In conclusion, the researchers introduced pilotan, an advance in graphics based on CPU and GPU resources for emerging workloads. It shows great performance on existing CPU approaches only through the intelligent decomposition of the Top-K search in a CPU-GPU pipe of several stages and implementation of an efficient entry selection. Democratizes the search for closest high -performance neighbors by achieving competitive results with a single GPU of basic products, making advanced search capabilities accessible to researchers and organizations with limited computer resources. Unlike alternative solutions that require expensive high -end GPUs, pilotan allows efficient ANN implementation in common hardware configurations while searching for search accuracy.

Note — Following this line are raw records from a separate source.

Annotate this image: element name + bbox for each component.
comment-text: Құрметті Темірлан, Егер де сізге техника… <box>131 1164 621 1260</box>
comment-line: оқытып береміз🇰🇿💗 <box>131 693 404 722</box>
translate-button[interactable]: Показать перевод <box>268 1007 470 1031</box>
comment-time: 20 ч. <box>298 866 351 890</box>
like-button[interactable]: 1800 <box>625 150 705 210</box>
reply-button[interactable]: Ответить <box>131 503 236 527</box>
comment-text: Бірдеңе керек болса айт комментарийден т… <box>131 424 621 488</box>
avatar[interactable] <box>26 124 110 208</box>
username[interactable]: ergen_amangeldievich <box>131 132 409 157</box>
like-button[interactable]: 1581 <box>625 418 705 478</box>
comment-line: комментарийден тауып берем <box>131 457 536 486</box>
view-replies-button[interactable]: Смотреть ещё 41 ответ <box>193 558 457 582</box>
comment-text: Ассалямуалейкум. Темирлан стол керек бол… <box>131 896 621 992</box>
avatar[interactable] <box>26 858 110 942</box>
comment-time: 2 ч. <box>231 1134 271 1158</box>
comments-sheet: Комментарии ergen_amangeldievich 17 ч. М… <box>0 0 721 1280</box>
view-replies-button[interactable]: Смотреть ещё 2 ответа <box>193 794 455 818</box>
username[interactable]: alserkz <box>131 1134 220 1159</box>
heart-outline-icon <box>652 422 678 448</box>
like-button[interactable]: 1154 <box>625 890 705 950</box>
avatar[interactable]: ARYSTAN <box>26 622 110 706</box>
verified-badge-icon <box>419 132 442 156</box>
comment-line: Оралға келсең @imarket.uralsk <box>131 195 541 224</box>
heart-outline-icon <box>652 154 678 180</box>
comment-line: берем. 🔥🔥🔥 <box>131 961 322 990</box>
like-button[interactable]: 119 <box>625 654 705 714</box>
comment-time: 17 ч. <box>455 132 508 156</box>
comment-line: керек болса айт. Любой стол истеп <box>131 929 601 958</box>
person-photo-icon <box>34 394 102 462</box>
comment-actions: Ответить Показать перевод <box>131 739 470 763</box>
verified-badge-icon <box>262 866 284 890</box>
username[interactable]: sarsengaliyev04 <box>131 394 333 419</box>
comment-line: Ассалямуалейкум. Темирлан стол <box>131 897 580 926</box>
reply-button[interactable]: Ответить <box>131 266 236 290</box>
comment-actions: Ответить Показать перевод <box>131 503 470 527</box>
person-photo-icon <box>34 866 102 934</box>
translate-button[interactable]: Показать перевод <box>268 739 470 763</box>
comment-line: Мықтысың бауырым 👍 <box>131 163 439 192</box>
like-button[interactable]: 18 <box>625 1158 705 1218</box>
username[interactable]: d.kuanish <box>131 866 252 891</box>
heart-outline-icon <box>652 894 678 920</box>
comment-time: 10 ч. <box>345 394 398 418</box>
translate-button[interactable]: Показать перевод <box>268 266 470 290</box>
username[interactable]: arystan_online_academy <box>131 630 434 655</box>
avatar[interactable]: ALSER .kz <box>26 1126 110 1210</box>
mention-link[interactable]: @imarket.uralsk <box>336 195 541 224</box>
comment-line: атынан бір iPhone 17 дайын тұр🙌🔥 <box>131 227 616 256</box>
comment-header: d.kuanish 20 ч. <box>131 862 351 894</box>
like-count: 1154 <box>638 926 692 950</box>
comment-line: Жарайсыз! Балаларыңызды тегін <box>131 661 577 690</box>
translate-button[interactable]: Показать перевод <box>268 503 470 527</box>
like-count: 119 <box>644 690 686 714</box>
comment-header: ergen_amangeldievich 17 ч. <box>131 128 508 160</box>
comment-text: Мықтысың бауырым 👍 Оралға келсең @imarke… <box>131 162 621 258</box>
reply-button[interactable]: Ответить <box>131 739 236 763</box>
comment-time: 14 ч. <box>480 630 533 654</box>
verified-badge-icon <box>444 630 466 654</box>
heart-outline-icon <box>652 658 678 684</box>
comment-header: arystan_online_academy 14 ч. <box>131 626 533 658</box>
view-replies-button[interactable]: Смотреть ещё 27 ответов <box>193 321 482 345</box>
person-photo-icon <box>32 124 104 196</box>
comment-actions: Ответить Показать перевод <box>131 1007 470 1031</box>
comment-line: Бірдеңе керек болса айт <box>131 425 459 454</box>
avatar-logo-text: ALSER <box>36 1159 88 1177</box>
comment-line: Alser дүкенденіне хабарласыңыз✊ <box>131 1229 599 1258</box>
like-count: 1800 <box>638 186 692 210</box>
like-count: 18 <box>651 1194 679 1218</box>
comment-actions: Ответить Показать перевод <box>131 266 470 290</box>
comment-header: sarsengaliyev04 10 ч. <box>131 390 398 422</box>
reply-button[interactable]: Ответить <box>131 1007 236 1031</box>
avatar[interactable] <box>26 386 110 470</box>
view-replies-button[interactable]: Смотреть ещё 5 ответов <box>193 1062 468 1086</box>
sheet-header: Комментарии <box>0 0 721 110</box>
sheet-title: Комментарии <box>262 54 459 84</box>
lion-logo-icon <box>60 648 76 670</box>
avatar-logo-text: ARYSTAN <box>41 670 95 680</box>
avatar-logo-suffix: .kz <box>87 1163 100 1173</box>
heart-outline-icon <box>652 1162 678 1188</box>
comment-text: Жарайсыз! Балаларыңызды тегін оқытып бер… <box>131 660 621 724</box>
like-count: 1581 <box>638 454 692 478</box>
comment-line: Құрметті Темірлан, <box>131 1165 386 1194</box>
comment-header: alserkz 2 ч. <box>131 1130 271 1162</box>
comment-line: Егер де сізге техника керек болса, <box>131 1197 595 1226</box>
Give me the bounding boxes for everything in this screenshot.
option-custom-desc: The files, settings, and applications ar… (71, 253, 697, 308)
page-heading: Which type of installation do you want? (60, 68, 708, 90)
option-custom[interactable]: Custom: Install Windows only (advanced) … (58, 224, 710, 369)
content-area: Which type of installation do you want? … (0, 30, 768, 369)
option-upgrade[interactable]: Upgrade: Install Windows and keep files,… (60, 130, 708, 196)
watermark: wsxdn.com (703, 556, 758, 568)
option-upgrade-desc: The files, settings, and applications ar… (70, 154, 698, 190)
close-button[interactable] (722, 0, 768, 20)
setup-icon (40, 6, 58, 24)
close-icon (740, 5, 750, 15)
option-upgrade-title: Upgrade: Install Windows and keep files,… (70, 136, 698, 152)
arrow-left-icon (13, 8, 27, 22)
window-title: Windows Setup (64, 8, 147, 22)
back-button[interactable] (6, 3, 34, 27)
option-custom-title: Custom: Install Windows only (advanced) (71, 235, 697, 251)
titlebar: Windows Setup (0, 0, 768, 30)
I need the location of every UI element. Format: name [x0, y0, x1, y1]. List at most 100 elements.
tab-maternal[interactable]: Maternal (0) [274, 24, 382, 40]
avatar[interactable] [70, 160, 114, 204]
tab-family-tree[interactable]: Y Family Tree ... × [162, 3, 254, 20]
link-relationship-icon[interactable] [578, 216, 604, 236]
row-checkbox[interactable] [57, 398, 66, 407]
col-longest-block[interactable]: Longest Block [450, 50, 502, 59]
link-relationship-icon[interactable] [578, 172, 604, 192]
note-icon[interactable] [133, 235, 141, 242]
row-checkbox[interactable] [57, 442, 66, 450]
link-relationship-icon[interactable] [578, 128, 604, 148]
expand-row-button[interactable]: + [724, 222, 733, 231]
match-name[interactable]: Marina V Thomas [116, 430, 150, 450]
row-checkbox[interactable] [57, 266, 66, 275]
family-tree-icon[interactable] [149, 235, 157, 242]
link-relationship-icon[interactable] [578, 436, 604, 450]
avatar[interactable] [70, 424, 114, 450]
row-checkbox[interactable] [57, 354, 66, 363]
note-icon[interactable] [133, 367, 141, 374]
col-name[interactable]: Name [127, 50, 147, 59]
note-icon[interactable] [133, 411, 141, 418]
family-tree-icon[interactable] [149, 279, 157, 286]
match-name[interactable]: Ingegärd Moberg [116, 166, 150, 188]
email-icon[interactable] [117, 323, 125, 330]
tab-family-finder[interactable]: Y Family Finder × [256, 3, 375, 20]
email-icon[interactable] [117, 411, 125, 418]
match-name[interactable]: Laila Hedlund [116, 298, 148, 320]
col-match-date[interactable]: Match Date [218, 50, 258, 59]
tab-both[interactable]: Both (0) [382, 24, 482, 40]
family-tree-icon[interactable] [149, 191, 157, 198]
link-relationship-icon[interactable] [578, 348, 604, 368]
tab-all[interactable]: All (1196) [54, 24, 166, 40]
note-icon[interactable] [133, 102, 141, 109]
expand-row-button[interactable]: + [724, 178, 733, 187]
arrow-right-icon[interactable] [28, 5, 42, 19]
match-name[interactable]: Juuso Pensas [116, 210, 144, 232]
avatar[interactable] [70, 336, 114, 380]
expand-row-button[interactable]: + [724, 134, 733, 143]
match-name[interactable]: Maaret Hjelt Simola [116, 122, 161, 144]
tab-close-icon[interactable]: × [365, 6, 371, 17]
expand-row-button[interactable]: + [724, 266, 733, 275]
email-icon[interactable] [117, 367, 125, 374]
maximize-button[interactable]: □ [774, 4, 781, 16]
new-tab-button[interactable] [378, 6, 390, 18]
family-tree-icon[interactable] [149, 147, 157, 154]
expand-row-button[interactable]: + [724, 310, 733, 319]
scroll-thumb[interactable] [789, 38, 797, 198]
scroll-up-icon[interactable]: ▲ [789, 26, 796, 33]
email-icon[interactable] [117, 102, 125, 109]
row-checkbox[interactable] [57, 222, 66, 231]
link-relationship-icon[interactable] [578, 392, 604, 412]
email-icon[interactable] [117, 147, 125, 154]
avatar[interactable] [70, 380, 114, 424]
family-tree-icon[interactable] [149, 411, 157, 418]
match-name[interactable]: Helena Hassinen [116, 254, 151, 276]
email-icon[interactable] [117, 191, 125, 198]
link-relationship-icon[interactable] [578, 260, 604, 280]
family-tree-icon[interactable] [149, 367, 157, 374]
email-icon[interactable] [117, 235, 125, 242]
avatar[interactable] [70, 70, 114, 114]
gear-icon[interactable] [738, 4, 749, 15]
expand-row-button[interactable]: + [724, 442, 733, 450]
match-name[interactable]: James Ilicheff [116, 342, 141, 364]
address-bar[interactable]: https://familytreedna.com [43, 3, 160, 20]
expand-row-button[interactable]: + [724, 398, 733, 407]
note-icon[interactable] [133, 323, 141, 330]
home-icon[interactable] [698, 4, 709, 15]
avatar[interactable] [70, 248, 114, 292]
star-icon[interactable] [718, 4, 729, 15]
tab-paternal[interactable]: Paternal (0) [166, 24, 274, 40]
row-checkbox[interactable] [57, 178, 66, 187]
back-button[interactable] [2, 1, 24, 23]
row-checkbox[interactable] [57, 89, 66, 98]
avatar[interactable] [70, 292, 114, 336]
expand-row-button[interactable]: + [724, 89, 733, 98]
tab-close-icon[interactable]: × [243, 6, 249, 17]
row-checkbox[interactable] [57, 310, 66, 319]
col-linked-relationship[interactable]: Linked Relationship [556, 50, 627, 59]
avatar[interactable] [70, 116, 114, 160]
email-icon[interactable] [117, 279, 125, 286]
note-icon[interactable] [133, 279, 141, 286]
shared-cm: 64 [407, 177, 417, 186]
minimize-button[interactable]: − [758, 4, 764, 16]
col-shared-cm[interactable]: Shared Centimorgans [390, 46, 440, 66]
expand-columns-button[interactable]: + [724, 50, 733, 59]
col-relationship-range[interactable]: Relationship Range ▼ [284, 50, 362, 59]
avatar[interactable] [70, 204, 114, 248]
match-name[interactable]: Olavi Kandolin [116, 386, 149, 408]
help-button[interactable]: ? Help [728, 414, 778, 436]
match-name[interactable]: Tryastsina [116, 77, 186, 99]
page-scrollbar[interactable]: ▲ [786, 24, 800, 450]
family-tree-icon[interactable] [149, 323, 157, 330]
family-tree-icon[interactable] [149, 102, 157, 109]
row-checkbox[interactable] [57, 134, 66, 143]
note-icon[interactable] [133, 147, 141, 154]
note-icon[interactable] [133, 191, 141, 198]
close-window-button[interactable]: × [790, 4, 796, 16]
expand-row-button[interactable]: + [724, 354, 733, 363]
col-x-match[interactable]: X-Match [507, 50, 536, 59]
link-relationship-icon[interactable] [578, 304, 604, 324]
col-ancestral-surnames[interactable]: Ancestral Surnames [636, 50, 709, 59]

Verify he Paper and Github page. All credit for this investigation goes to the researchers of this project. In addition, feel free to follow us <a target="_blank" href="https://x.com/intent/follow?screen_name=marktechpost” target=”_blank” rel=”noreferrer noopener”>twitter And don't forget to join our 85k+ ml of submen.

Sajad Ansari is an undergraduate last year of Iit Kharagpur. As an enthusiastic of technology, it deepens the practical applications of ai with an approach to understanding the impact of ai technologies and their implications of the real world. Its objective is to articulate complex concepts of ai in a clear and accessible way.